Review by Carly Fisher
Of late, the Elizabeth Holmes story has had a great deal of attention and with Amanda Seyfried taking on the role in the 2022 true crime miniseries The Dropout, it’s hard to picture Holmes in many other ways.
With this context in mind, Optimistic: Elizabeth Holmes is definitely battling against it.
Sarah Deller gives such a committed and energetic solo performance in her role as Holmes. Deller has clearly spent an enormous amount of time perfecting the voice, the physicality, the mindset of this character and as an audience we are treated to seeing a performer who has seriously, and obviously, done the work to make this show a success. Deller is a very interesting performer whom I would definitely be keen to see in more roles - I think she is the consummate character actor.
The script itself though is just not that interesting…not for anyone who has watched the mini series. Unfortunately, in it being a bio-monologue, there is nothing new to offer to the story that many of us won’t have already seen between the show and the news. Whether a second character (not Sunny) would have added some dynamic to the piece, I’m not sure, but regardless, as it currently stands, despite all of Deller’s best efforts, the script is, unfortunately, just a bit boring.

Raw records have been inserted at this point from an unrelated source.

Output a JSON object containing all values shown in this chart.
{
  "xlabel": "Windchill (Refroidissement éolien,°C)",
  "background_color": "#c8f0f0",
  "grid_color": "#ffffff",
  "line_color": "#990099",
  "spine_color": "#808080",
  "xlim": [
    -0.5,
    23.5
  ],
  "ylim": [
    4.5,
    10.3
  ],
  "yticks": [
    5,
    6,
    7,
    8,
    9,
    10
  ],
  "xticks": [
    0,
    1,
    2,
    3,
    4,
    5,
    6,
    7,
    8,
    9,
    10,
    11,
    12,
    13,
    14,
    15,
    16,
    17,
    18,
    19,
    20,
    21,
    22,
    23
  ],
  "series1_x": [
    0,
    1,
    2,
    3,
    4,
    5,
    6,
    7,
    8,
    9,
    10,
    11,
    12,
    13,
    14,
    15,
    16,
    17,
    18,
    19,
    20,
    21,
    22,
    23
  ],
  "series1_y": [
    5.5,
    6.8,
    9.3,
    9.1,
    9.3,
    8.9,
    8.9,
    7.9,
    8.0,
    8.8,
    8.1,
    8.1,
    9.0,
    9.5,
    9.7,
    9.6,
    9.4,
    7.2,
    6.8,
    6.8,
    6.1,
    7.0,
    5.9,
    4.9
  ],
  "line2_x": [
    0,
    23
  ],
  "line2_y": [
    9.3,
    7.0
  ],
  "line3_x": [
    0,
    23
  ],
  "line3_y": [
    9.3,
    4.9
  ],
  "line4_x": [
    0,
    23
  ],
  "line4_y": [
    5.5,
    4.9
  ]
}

The set is well considered and even better utilised by Deller. A consistently moving white desk, chair, filing cabinet and bin, the usage of the set intensifies into chaos as Holmes’ life and lies unravel more. The projection design is well achieved in this show, impacted only by the Zoo’s actual space and the fact that there was no avoiding the fact that, at times, Deller would need to be right in front of the screen. It’s not ideal, but it’s workable. The props, again, grow in their chaos but are clever and give such physical representation to the intensifying paranoia Holmes experiences. Costuming was expected and that’s totally fine but the lack of shoes in the costume really threw me.

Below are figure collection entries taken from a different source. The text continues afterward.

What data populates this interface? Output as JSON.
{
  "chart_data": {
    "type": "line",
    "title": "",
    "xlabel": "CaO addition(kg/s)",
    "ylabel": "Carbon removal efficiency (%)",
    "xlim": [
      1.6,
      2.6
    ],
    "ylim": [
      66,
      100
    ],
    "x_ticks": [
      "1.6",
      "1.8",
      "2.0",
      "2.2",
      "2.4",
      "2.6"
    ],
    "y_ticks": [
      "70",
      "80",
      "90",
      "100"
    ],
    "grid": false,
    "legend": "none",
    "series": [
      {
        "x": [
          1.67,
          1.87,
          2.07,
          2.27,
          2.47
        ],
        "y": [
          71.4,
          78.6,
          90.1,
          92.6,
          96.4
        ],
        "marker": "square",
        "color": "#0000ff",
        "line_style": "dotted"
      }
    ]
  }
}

What this show achieves exceptionally well is a construction and variation of pace and rhythm. This has been a consistent problem across the fringe - a lack of pacing - but this show has it is spades and it is executed by Deller masterfully. Finding perfect moments to really diversify her performance, Deller engages the audience throughout!
I feel for this show because I believe it has enormous potential…or rather, Deller has enormous potential. The show itself is well written and covers a lot of ground - it took multiple movie length episodes to get through the same amount of Holmes’ story as this monologue, but ultimately, with the story just already being so mainstream, I think that this may not have been the year for the piece…maybe we all just needed a bit more time to watch other great shows. There weren’t many in the audience the day I went, and I think that this is why.
Regardless, I find the whole Holmes story very interesting and the debacle that ensued, honestly, fascinating, so I’m glad I went to the show…mainly, I’m glad I didn’t miss it because Deller deserved an audience for this performance and I was happy to be one of them.